Jack Holmer, artista: "Vivemos um tempo de memória ampliada"

Publicado em 08/02/2018 por O Globo

"Trabalho com poéticas tecnológicas, vida artificial e robótica. Tenho graduação em Licenciatura em Desenho pela Escola de Música e Belas Artes e sou mestre em Comunicação e Linguagens pela Universidade Tuiuti, ambas do Paraná."

Conte algo que não sei.

Existe uma evolução natural a caminho da inteligência artificial. O final disso seria uma substituição das formas de vida. Partiríamos do biológico para o pós-biológico, feito talvez de ferro ou silício. Os índios e os negros não eram considerados humanos, não tinham direitos humanos. A natureza teve essa fase também. Podia-se destruir uma floresta, matar animais, mas hoje eles têm direito à existência. Agora, estamos na fase dos objetos ganharem o direito de existirem. Vários robôs estão sendo construídos, como a Sophia, a robô humanoide desenvolvida em Hong Kong, capaz de reproduzir expressões faciais, que ganhou cidadania.
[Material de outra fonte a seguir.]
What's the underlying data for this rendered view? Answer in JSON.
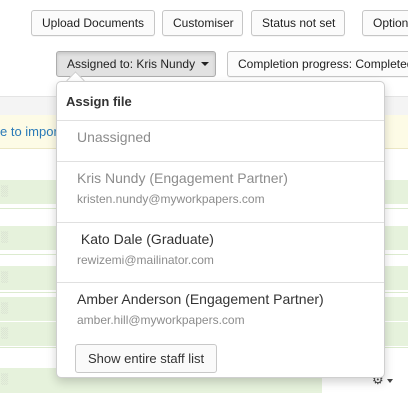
{
  "toolbar": {
    "upload_label": "Upload Documents",
    "customiser_label": "Customiser",
    "status_label": "Status not set",
    "options_label": "Option"
  },
  "filters": {
    "assigned_label": "Assigned to: Kris Nundy",
    "completion_label": "Completion progress: Completed"
  },
  "banner": {
    "text": "e to impor"
  },
  "rows": [
    {
      "mark": "░"
    },
    {
      "mark": "░"
    },
    {
      "mark": "░"
    },
    {
      "mark": "░"
    },
    {
      "mark": "░"
    },
    {
      "mark": "░"
    },
    {
      "mark": "░"
    },
    {
      "mark": "░"
    }
  ],
  "assign_menu": {
    "title": "Assign file",
    "options": [
      {
        "name": "Unassigned",
        "email": ""
      },
      {
        "name": "Kris Nundy (Engagement Partner)",
        "email": "kristen.nundy@myworkpapers.com"
      },
      {
        "name": " Kato Dale (Graduate)",
        "email": "rewizemi@mailinator.com"
      },
      {
        "name": "Amber Anderson (Engagement Partner)",
        "email": "amber.hill@myworkpapers.com"
      }
    ],
    "show_all_label": "Show entire staff list"
  },
  "icons": {
    "gear": "gear-icon",
    "caret": "caret-down-icon"
  },
  "colors": {
    "link": "#2a7ab8",
    "banner_bg": "#fdfbe6",
    "row_green": "#e6f2dc"
  }
}
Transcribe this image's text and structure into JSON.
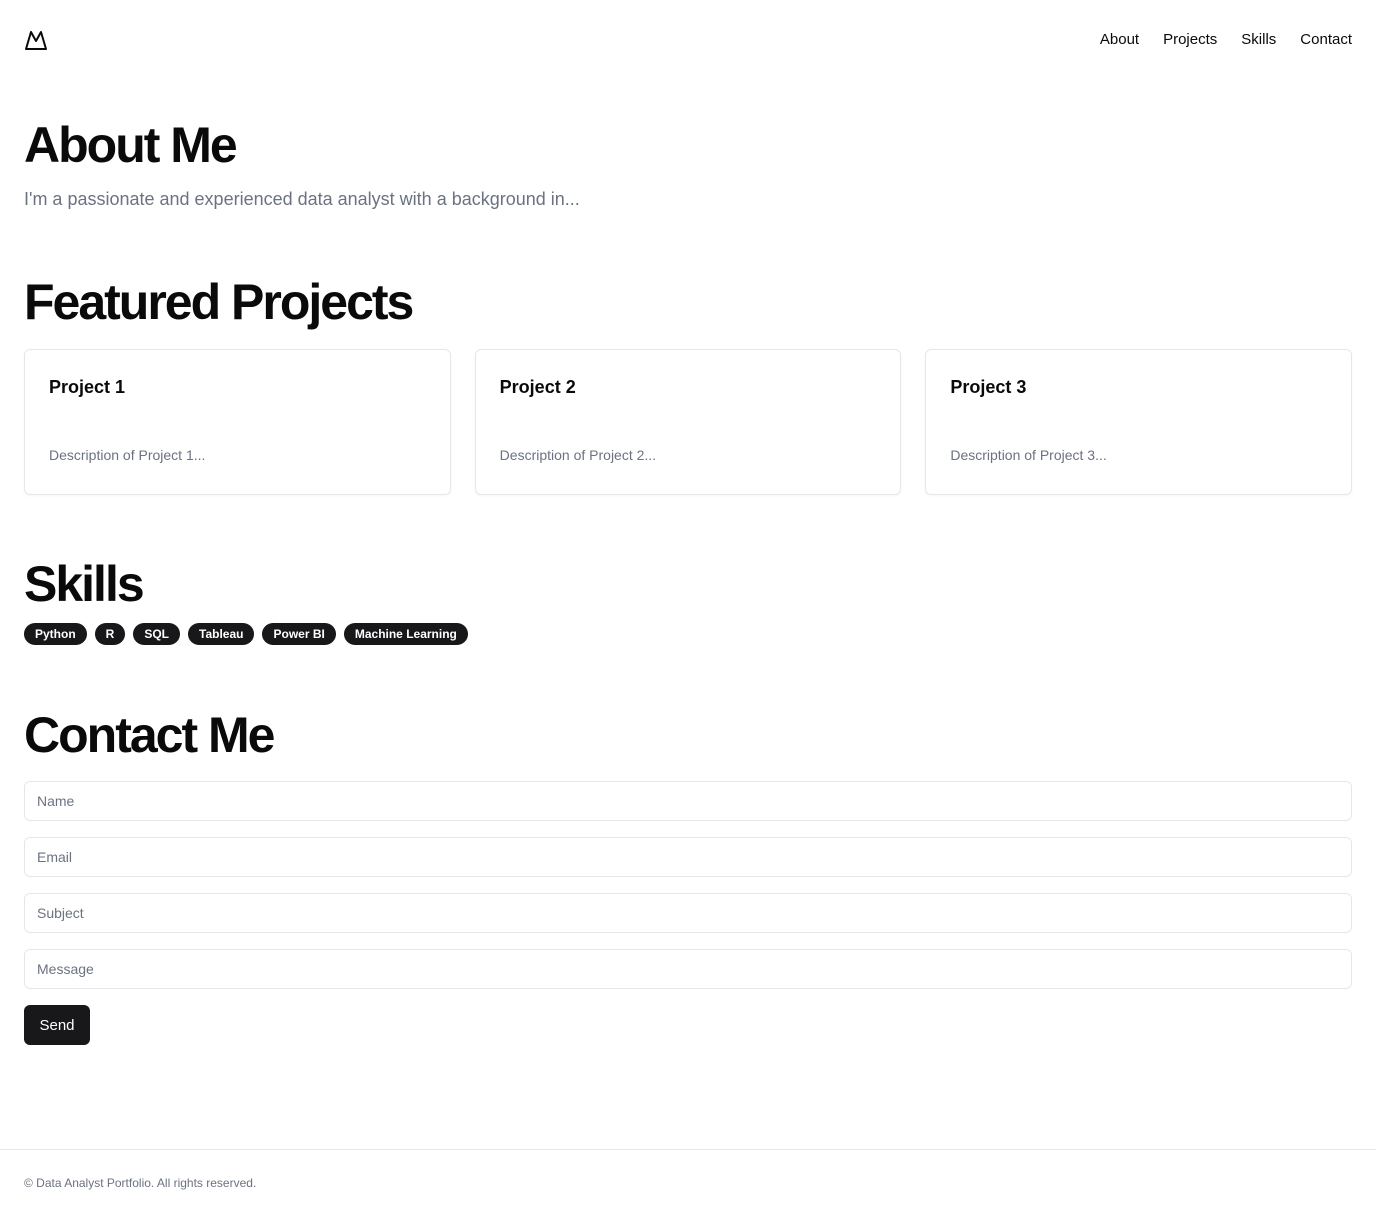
{
  "header": {
    "logo_icon": "mountain-icon",
    "nav": [
      {
        "label": "About"
      },
      {
        "label": "Projects"
      },
      {
        "label": "Skills"
      },
      {
        "label": "Contact"
      }
    ]
  },
  "about": {
    "title": "About Me",
    "text": "I'm a passionate and experienced data analyst with a background in..."
  },
  "projects": {
    "title": "Featured Projects",
    "items": [
      {
        "title": "Project 1",
        "description": "Description of Project 1..."
      },
      {
        "title": "Project 2",
        "description": "Description of Project 2..."
      },
      {
        "title": "Project 3",
        "description": "Description of Project 3..."
      }
    ]
  },
  "skills": {
    "title": "Skills",
    "items": [
      "Python",
      "R",
      "SQL",
      "Tableau",
      "Power BI",
      "Machine Learning"
    ]
  },
  "contact": {
    "title": "Contact Me",
    "name_placeholder": "Name",
    "email_placeholder": "Email",
    "subject_placeholder": "Subject",
    "message_placeholder": "Message",
    "send_label": "Send"
  },
  "footer": {
    "text": "© Data Analyst Portfolio. All rights reserved."
  },
  "colors": {
    "primary": "#18181b",
    "muted_text": "#6b7280",
    "border": "#e5e7eb"
  }
}
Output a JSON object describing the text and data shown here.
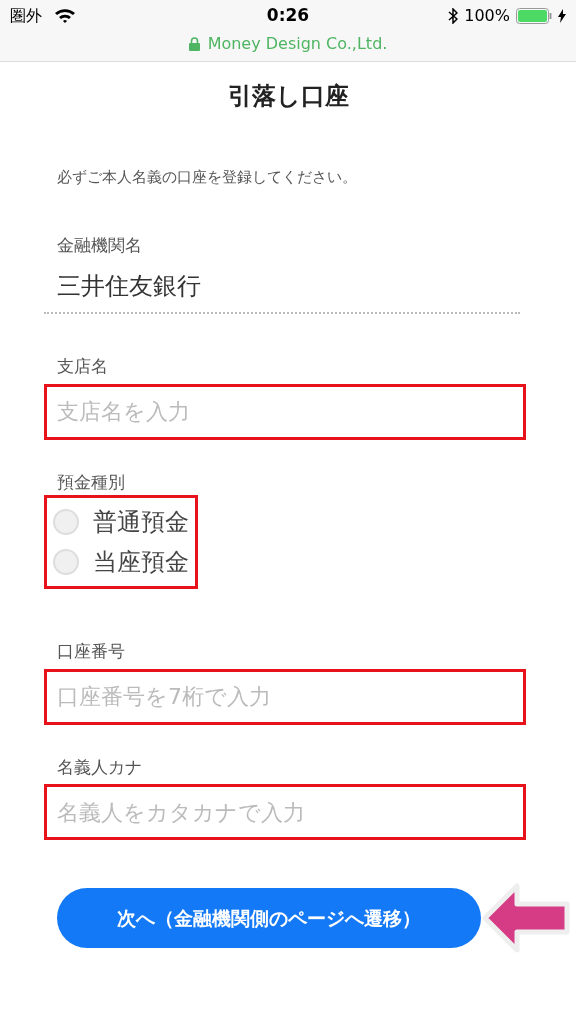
{
  "status_bar": {
    "carrier": "圏外",
    "time": "0:26",
    "battery": "100%",
    "site": "Money Design Co.,Ltd."
  },
  "title": "引落し口座",
  "notice": "必ずご本人名義の口座を登録してください。",
  "fields": [
    {
      "kind": "static",
      "label": "金融機関名",
      "value": "三井住友銀行"
    },
    {
      "kind": "text",
      "label": "支店名",
      "placeholder": "支店名を入力",
      "highlighted": true
    },
    {
      "kind": "radio",
      "label": "預金種別",
      "highlighted": true,
      "options": [
        {
          "label": "普通預金",
          "selected": false
        },
        {
          "label": "当座預金",
          "selected": false
        }
      ]
    },
    {
      "kind": "text",
      "label": "口座番号",
      "placeholder": "口座番号を7桁で入力",
      "highlighted": true
    },
    {
      "kind": "text",
      "label": "名義人カナ",
      "placeholder": "名義人をカタカナで入力",
      "highlighted": true
    }
  ],
  "next_button": {
    "label": "次へ（金融機関側のページへ遷移）",
    "pointed_at": true
  }
}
O que fez você juntar arte e tecnologia?

Eu cresci nos anos 1980,época em que houve um revolução na área de brinquedos. O carro passou a ser avião, foguete, e eu me encantei. Eu pensava em ser piloto ou construir um espaçonave, mas só tenho habilidades estéticas. Então, eu me interessei pelo virtual. Lá, eu posso pegar dois objetos e colocar num mesmo espaço. No espaço virtual não existem as leis básicas da física e da gravidade. Tudo funciona.

Você acha que a gravidade é um tipo de prisão?

Sim. A gravidade é a pior coisa possível, porque nos prende ao chão. Minha montagem "Manifesto Contra Gravidade" desafia essa lei da física imbatível, que nos prende aqui. Essas leis influenciam nosso cotidiano, e a gente nem percebe, elas já estão embutidas no nosso dia a dia como o simples gesto de colocar água num copo.

Vai chegar um momento em que vai ser impossível fazer arte sem recursos tecnológicos?

Acredito que problemas contemporâneos só podem ser expressos com as tecnologias contemporâneas. O que eu tento construir só é possível com tecnologia, mas as técnicas primárias não vão sumir. Gravura, pintura, desenho sempre vão existir. Eu posso usar desenho num GIF, por exemplo, e fazer algo mais contemporâneo. Eu acredito que seja algo acumulativo.

Como é o ambiente de arte contemporânea no Brasil para artistas como você?

Eu já expus minhas montagens nos Estados Unidos e em Israel. Eu fico feliz por estar no meu país, mas comparo a outros lugares: aqui é tudo muito difícil e cansativo, por conta da burocracia. Não tem um ritmo bom, tranquilo, e isso atrapalha o meu ânimo. Lá fora, eu também sinto que as pessoas acham mais interessante um artista que trabalhe com tecnologia.

A tecnologia tem relação com memória?

Muito do que lembramos da nossa infância está ligado ao que está registrado em fotos. Criamos um imaginário, uma relação com as fotos. Olhamos uma foto e lembramos daquele momento. Se meu pai juntar e digitalizar todas as fotos de infância dele, analógicas e pequenas, deve dar um Megabyte. Eu devo ter um Giga de fotos. Já a minha sobrinha, que é criança, deve ter Tera, porque todos os dias alguém faz fotos e vídeos dela. A minha sobrinha vai poder ver toda a infância dela em HD, e isso se relaciona com a própria história dela e com as outros. Não é só tecnologia externa, mas relação de memória. Atualmente, vivemos um tempo de memória ampliada.

E você acha isso positivo?

Existe uma romantização do passado, "no tempo da minha vó que era bom". Era bom uma criança morrer de diarreia? Graças à tecnologia, a gente ganhou vários benefícios. Temos que aceitar isso. A gente não consegue mais sair sem o celular, dormir sem ele. Precisamos aceitar logo que não conseguimos viver sem tecnologia e seguir em frente. Já está feito.